Many people are at risk when they are discharged from the hospital, according to the Department of Health and Human Services (HHS). When people move from one care setting to another (from hospital to home or nursing home, for example) they are vulnerable to errors. For people living with serious and complex illnesses, these transitions can be particularly risky. For example, one in five patients discharged from the hospital to home experience an adverse event within three weeks of discharge, when an adverse event is defined as an injury resulting from medical management rather than the underlying disease.

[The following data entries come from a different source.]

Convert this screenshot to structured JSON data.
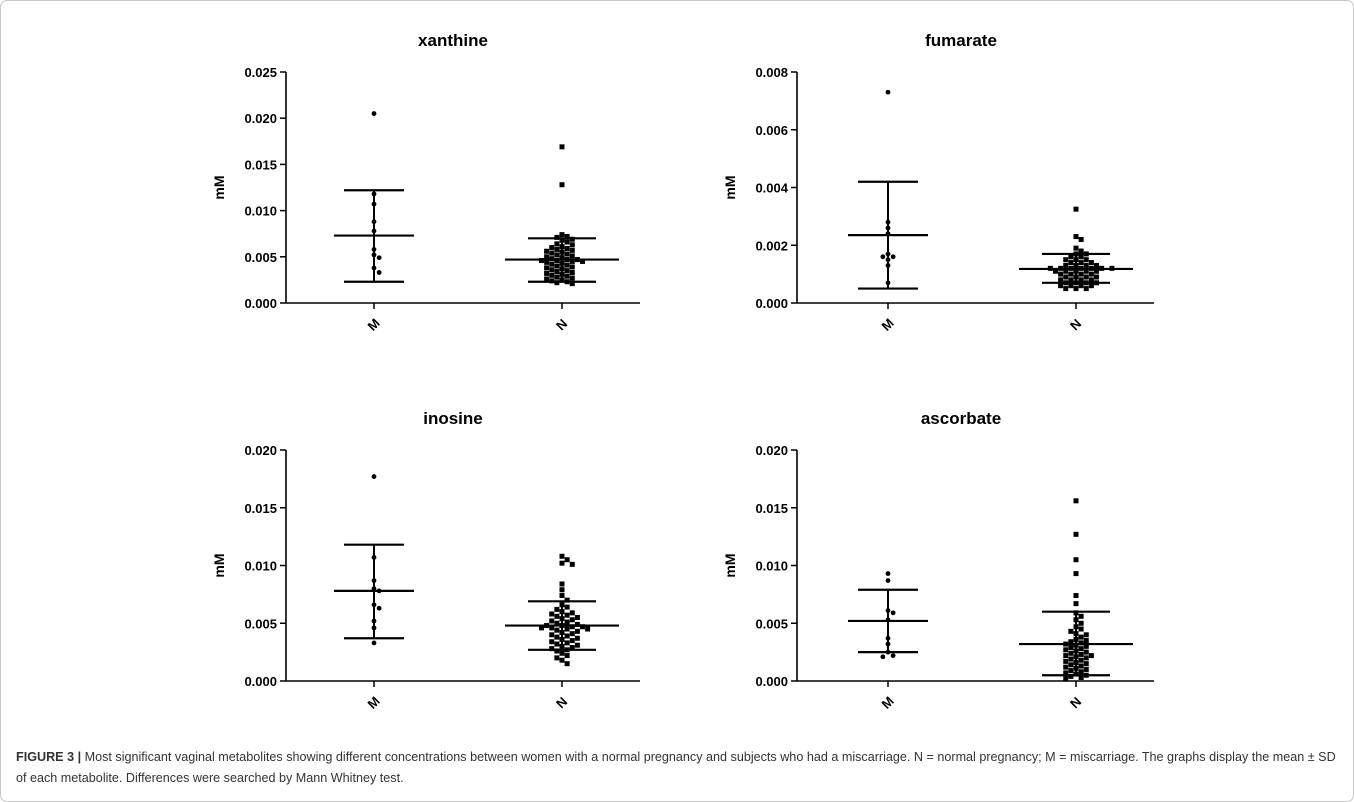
{
  "chart_data": [
    {
      "type": "scatter",
      "title": "xanthine",
      "ylabel": "mM",
      "categories": [
        "M",
        "N"
      ],
      "ylim": [
        0,
        0.025
      ],
      "yticks": [
        "0.000",
        "0.005",
        "0.010",
        "0.015",
        "0.020",
        "0.025"
      ],
      "groups": [
        {
          "name": "M",
          "marker": "circle",
          "mean": 0.0073,
          "sd_low": 0.0023,
          "sd_high": 0.0122,
          "values": [
            0.0205,
            0.0118,
            0.0107,
            0.0088,
            0.0078,
            0.0058,
            0.0052,
            0.0049,
            0.0038,
            0.0033
          ]
        },
        {
          "name": "N",
          "marker": "square",
          "mean": 0.0047,
          "sd_low": 0.0023,
          "sd_high": 0.007,
          "values": [
            0.0169,
            0.0128,
            0.0074,
            0.0072,
            0.0071,
            0.0069,
            0.0068,
            0.0066,
            0.0064,
            0.0063,
            0.0061,
            0.006,
            0.0059,
            0.0058,
            0.0057,
            0.0056,
            0.0055,
            0.0054,
            0.0053,
            0.0052,
            0.0051,
            0.005,
            0.0049,
            0.0048,
            0.0047,
            0.0047,
            0.0046,
            0.0046,
            0.0045,
            0.0045,
            0.0044,
            0.0043,
            0.0042,
            0.0041,
            0.004,
            0.0039,
            0.0038,
            0.0037,
            0.0036,
            0.0035,
            0.0034,
            0.0033,
            0.0032,
            0.0031,
            0.003,
            0.0029,
            0.0028,
            0.0027,
            0.0026,
            0.0025,
            0.0024,
            0.0023,
            0.0022,
            0.0021
          ]
        }
      ]
    },
    {
      "type": "scatter",
      "title": "fumarate",
      "ylabel": "mM",
      "categories": [
        "M",
        "N"
      ],
      "ylim": [
        0,
        0.008
      ],
      "yticks": [
        "0.000",
        "0.002",
        "0.004",
        "0.006",
        "0.008"
      ],
      "groups": [
        {
          "name": "M",
          "marker": "circle",
          "mean": 0.00235,
          "sd_low": 0.0005,
          "sd_high": 0.0042,
          "values": [
            0.0073,
            0.0028,
            0.0026,
            0.0024,
            0.0017,
            0.0016,
            0.0016,
            0.0015,
            0.0013,
            0.0007
          ]
        },
        {
          "name": "N",
          "marker": "square",
          "mean": 0.00118,
          "sd_low": 0.0007,
          "sd_high": 0.0017,
          "values": [
            0.00325,
            0.0023,
            0.0022,
            0.0019,
            0.0018,
            0.0017,
            0.0017,
            0.0016,
            0.0016,
            0.0015,
            0.0015,
            0.0015,
            0.0014,
            0.0014,
            0.0014,
            0.0013,
            0.0013,
            0.0013,
            0.0013,
            0.0012,
            0.0012,
            0.0012,
            0.0012,
            0.0012,
            0.0012,
            0.0012,
            0.0011,
            0.0011,
            0.0011,
            0.0011,
            0.0011,
            0.001,
            0.001,
            0.001,
            0.001,
            0.0009,
            0.0009,
            0.0009,
            0.0009,
            0.0008,
            0.0008,
            0.0008,
            0.0008,
            0.0007,
            0.0007,
            0.0007,
            0.0007,
            0.0006,
            0.0006,
            0.0006,
            0.0006,
            0.0005,
            0.0005,
            0.0005
          ]
        }
      ]
    },
    {
      "type": "scatter",
      "title": "inosine",
      "ylabel": "mM",
      "categories": [
        "M",
        "N"
      ],
      "ylim": [
        0,
        0.02
      ],
      "yticks": [
        "0.000",
        "0.005",
        "0.010",
        "0.015",
        "0.020"
      ],
      "groups": [
        {
          "name": "M",
          "marker": "circle",
          "mean": 0.0078,
          "sd_low": 0.0037,
          "sd_high": 0.0118,
          "values": [
            0.0177,
            0.0107,
            0.0087,
            0.008,
            0.0078,
            0.0066,
            0.0063,
            0.0052,
            0.0046,
            0.0033
          ]
        },
        {
          "name": "N",
          "marker": "square",
          "mean": 0.0048,
          "sd_low": 0.0027,
          "sd_high": 0.0069,
          "values": [
            0.0108,
            0.0105,
            0.0102,
            0.0101,
            0.0084,
            0.0079,
            0.0074,
            0.007,
            0.0066,
            0.0064,
            0.0062,
            0.006,
            0.0059,
            0.0058,
            0.0057,
            0.0056,
            0.0055,
            0.0054,
            0.0053,
            0.0052,
            0.0051,
            0.005,
            0.0049,
            0.0048,
            0.0048,
            0.0047,
            0.0047,
            0.0046,
            0.0046,
            0.0045,
            0.0045,
            0.0044,
            0.0043,
            0.0042,
            0.0041,
            0.004,
            0.0039,
            0.0038,
            0.0037,
            0.0036,
            0.0035,
            0.0034,
            0.0033,
            0.0032,
            0.0031,
            0.003,
            0.0029,
            0.0028,
            0.0027,
            0.0026,
            0.0024,
            0.0022,
            0.002,
            0.0018,
            0.0015
          ]
        }
      ]
    },
    {
      "type": "scatter",
      "title": "ascorbate",
      "ylabel": "mM",
      "categories": [
        "M",
        "N"
      ],
      "ylim": [
        0,
        0.02
      ],
      "yticks": [
        "0.000",
        "0.005",
        "0.010",
        "0.015",
        "0.020"
      ],
      "groups": [
        {
          "name": "M",
          "marker": "circle",
          "mean": 0.0052,
          "sd_low": 0.0025,
          "sd_high": 0.0079,
          "values": [
            0.0093,
            0.0087,
            0.0061,
            0.0059,
            0.0053,
            0.0037,
            0.0032,
            0.0025,
            0.0022,
            0.0021
          ]
        },
        {
          "name": "N",
          "marker": "square",
          "mean": 0.0032,
          "sd_low": 0.0005,
          "sd_high": 0.006,
          "values": [
            0.0156,
            0.0127,
            0.0105,
            0.0093,
            0.0074,
            0.0067,
            0.0059,
            0.0056,
            0.0053,
            0.005,
            0.0047,
            0.0045,
            0.0043,
            0.0041,
            0.004,
            0.0038,
            0.0036,
            0.0035,
            0.0034,
            0.0033,
            0.0032,
            0.0031,
            0.003,
            0.0029,
            0.0028,
            0.0027,
            0.0026,
            0.0025,
            0.0024,
            0.0023,
            0.0022,
            0.0022,
            0.0021,
            0.002,
            0.0019,
            0.0018,
            0.0017,
            0.0016,
            0.0015,
            0.0014,
            0.0013,
            0.0012,
            0.0011,
            0.001,
            0.0009,
            0.0008,
            0.0007,
            0.0006,
            0.0005,
            0.0004,
            0.0003,
            0.0002
          ]
        }
      ]
    }
  ],
  "caption": {
    "label": "FIGURE 3 |",
    "text": " Most significant vaginal metabolites showing different concentrations between women with a normal pregnancy and subjects who had a miscarriage. N = normal pregnancy; M = miscarriage. The graphs display the mean ± SD of each metabolite. Differences were searched by Mann Whitney test."
  },
  "colors": {
    "ink": "#000000",
    "caption": "#333333",
    "frame": "#c7c7c7"
  }
}
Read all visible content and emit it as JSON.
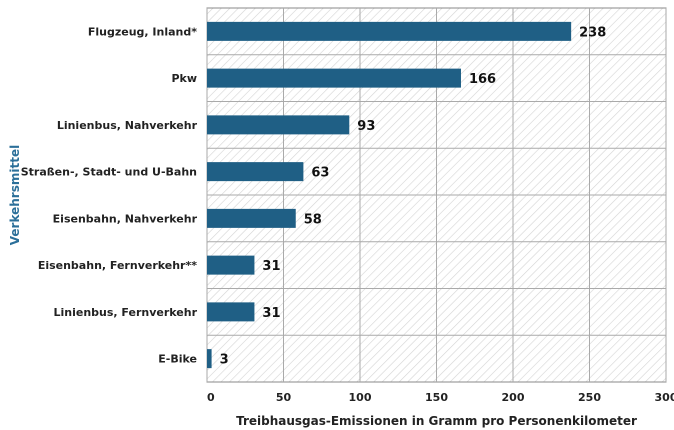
{
  "chart_data": {
    "type": "bar",
    "orientation": "horizontal",
    "title": "",
    "xlabel": "Treibhausgas-Emissionen in Gramm pro Personenkilometer",
    "ylabel": "Verkehrsmittel",
    "xlim": [
      0,
      300
    ],
    "xticks": [
      "0",
      "50",
      "100",
      "150",
      "200",
      "250",
      "300"
    ],
    "grid": true,
    "legend": "none",
    "categories": [
      "Flugzeug, Inland*",
      "Pkw",
      "Linienbus, Nahverkehr",
      "Straßen-, Stadt- und U-Bahn",
      "Eisenbahn, Nahverkehr",
      "Eisenbahn, Fernverkehr**",
      "Linienbus, Fernverkehr",
      "E-Bike"
    ],
    "values": [
      238,
      166,
      93,
      63,
      58,
      31,
      31,
      3
    ],
    "value_labels": [
      "238",
      "166",
      "93",
      "63",
      "58",
      "31",
      "31",
      "3"
    ],
    "colors": {
      "bar": "#1f5f85",
      "ylabel": "#2b6f99",
      "grid": "#aaaaaa",
      "hatch": "#d4d4d4"
    }
  }
}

The most common adverse events are medication-related; they often can be avoided or mitigated. The rate for hospital readmissions among Medicare beneficiaries within 30 days of discharge, one indicator of the appropriateness of the transition process, is 20 percent, contributing to lower patient satisfaction and rising health care costs,” according to the HHS website.
In addition to reducing hospital readmissions, the Partnership for Patients and its over 3,700 participating hospitals are working to decrease preventable hospital-acquired conditions by 40 percent at the end of 2013, compared to 2010.